İnsan Hakları İzleme Örgütü, Afgan ve Suriye uyrukluların Türkiye’de AB tarafınca finanse edilen geri gönderme merkezlerinde uygun seyretme ve nezaret eksikliği sebebiyle rahatsız etme edildiğini söylüyor.
İnsan Hakları İzleme Örgütü’nün sığınmacı programı direktörü Bill Frelick bu hafta başlarında EUobserver’a “Tam olarak yetersiz bir seyretme var” dedi.
Türkiye’de 20.000’e yakın kişiyi ağırlayabilecek 30 kadar geri gönderme merkezi bulunmaktadır.
Bunların içinde 60 milyon avro AB fonuyla inşa edilen Çankırı da var.
Frelick, Çankırı’daki reşit olmayanların erkeklerle karıştığını ve Türk yetkililerin Suriyeliler ile Afganlar arasındaki gerilimi tırmandırarak sık sık kavgalara yol açtığını söylemiş oldu.
Avrupa Komisyonu, 2022’de altı geri gönderme merkezini daha finanse etti.
Geçen ay gösterilen bir raporun ekinde “adli desteğe ve internasyonal korumaya başvurma hakkına” erişim eksikliğine dikkat çekilerek sorunların da bilincinde.
Daha ilkin Türkiye’deki 11 geri gönderme merkezinde gözaltında tutulan ortalama 68 kişiyle görüşen Frelick, birçoğunun zorla gönüllü geri dönüş belgelerini imzalamaya zorlandığını söylüyor.
“Geri gönderme merkezlerinde konteynırlarda ve aşırı kalabalık koşullarda tutuluyorlar” dedi.
Bu merkezlerin ayrıntıları ve mülakatlar, Kasım ayı ortasında gösterilen 74 sayfalık İnsan Hakları İzleme Örgütü raporunda derlendi.
Reddedenlerin dövüldüğünü yada iki yıl hapisle tehdit edildiğini söylemiş oldu.
Para, 2016’da Avrupa Birliği ile Türkiye içinde toplam 6 milyar avroyu kabul eden daha geniş anlaşmanın bir parçası. O zamandan beri daha fazlası tahsis edildi.
Frelick, bu paranın çoğunun insani yardım ve yardım sağlamak için iyi harcandığını söylüyor.
Sadece geri gönderme merkezlerinin finansmanı, nezaret eksikliği sebebiyle mesele teşkil ediyor dedi.

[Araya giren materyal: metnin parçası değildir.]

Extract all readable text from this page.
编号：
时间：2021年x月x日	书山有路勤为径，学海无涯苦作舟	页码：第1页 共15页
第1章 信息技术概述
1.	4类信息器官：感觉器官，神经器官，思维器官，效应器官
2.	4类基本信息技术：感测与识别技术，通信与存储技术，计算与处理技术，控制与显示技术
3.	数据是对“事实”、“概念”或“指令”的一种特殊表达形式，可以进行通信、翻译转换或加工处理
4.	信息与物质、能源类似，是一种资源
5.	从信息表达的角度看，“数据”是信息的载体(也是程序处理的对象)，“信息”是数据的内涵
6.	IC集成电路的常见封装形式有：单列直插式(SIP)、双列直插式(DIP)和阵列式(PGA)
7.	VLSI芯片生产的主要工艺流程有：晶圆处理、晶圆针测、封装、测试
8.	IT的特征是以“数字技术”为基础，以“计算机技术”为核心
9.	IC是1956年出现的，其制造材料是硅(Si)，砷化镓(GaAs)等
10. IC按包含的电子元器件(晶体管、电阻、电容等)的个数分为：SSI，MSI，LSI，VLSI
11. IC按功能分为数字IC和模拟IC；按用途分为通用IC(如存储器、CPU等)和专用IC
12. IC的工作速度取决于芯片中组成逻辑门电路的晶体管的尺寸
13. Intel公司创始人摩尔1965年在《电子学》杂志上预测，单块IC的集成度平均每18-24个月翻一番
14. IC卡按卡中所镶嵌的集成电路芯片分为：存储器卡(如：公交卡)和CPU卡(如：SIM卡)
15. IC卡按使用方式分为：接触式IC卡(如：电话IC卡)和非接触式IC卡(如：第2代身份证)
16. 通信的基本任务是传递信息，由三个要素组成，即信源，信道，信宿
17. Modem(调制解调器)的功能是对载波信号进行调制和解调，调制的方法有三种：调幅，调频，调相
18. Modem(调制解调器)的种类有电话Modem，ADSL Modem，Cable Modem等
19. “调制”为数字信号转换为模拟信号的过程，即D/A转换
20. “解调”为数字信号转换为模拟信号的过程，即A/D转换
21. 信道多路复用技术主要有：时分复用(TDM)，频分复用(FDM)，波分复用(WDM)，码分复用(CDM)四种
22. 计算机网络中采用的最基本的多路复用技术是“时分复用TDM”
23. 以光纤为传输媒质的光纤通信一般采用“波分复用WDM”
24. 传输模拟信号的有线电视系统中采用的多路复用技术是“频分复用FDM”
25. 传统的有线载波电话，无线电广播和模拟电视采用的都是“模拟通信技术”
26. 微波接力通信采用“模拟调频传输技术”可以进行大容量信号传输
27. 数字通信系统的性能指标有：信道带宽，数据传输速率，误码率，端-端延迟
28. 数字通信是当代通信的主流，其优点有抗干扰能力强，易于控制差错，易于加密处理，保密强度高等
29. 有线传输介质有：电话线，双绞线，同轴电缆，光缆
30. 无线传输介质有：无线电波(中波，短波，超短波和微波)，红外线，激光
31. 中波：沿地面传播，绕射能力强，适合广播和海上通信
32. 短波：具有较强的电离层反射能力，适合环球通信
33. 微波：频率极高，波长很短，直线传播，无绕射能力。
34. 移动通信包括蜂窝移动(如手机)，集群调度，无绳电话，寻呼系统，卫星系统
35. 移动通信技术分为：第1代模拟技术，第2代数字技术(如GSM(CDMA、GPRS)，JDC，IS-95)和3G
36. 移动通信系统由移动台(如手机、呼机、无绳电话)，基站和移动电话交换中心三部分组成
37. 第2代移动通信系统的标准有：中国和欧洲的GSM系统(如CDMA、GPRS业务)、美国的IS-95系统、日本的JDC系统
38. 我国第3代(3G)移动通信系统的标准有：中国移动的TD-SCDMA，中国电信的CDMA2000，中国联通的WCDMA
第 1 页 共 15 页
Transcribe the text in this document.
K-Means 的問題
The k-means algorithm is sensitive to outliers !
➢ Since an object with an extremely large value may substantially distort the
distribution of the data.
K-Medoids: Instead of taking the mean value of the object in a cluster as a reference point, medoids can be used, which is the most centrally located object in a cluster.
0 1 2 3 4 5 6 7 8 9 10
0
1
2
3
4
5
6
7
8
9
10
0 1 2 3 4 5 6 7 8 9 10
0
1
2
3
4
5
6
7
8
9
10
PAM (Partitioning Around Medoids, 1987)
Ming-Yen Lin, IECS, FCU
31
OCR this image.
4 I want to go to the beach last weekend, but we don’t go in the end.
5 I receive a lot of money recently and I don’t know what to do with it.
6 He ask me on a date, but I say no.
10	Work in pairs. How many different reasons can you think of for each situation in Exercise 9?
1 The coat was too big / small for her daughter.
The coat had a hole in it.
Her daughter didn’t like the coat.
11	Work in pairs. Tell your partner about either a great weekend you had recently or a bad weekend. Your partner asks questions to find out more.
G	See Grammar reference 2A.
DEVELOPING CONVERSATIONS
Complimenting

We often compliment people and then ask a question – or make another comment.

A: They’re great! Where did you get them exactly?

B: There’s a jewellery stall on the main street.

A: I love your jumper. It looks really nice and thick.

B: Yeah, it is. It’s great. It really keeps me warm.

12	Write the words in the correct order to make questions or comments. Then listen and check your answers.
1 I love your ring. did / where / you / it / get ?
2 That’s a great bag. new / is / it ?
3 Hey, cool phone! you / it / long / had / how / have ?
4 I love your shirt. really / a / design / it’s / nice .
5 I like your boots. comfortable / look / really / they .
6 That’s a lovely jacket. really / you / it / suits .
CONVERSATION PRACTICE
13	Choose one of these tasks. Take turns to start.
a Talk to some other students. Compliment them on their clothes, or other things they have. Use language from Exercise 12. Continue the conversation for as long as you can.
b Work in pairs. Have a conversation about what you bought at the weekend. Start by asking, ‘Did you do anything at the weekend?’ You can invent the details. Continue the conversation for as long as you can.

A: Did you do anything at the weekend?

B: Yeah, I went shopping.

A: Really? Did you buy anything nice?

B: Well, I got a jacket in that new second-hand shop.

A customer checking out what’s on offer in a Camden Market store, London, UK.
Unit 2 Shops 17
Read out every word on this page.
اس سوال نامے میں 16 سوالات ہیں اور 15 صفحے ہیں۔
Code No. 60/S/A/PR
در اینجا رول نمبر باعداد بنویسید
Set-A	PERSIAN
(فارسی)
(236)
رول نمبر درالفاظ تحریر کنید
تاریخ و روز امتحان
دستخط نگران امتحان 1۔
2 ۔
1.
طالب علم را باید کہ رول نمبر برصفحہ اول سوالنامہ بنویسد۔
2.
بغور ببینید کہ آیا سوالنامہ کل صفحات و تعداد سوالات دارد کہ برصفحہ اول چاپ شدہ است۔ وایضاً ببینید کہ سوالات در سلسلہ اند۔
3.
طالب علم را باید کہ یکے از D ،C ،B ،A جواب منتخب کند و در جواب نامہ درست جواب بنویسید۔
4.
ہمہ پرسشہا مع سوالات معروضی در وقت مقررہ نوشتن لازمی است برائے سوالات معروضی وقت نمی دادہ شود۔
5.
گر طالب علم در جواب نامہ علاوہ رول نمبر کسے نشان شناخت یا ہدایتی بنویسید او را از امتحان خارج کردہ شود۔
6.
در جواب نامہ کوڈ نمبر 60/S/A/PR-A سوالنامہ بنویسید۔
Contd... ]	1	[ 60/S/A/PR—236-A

İnsan Hakları İzleme Örgütü araştırmacısı Nadia Hardman, “AB parasının bu suiistimallere katkıda bulunduğunu söylemiyoruz. AB parası, içinde korkulu suiistimallerin işlendiği merkezleri finanse etmek için kullanılıyor” dedi.
Türkiye, bu senenin ilk sekiz ayında 2020’ye kıyasla yüzde 150 artışla 50.000 Afgan’ı Kabil’e sınır dışı etti.
BM Sığınmacılar Yüksek Komiserliği (BMMYK), Taliban’ın baskıları ve yaygın yoksulluk ve sefaletin ışığında, Afganistan’a meydana getirilen tüm sürgünlerin durdurulmasını bizzat talep etti.
Sadece 2018’de Ankara’nın sığınmacı statüsü başvurularının belirlenmesinde öncü görevi üstlenmesinin arkasından BM teşkilatının Türkiye’deki tesiri de azaldı.
Tanıma oranları bir yıl sonrasında yüzde 92 oranında düştü.
Daha yakın bir tarihte Türkiye, insanların internasyonal koruma talebinde bulunma olasılığını 16 ilde kısıtladı.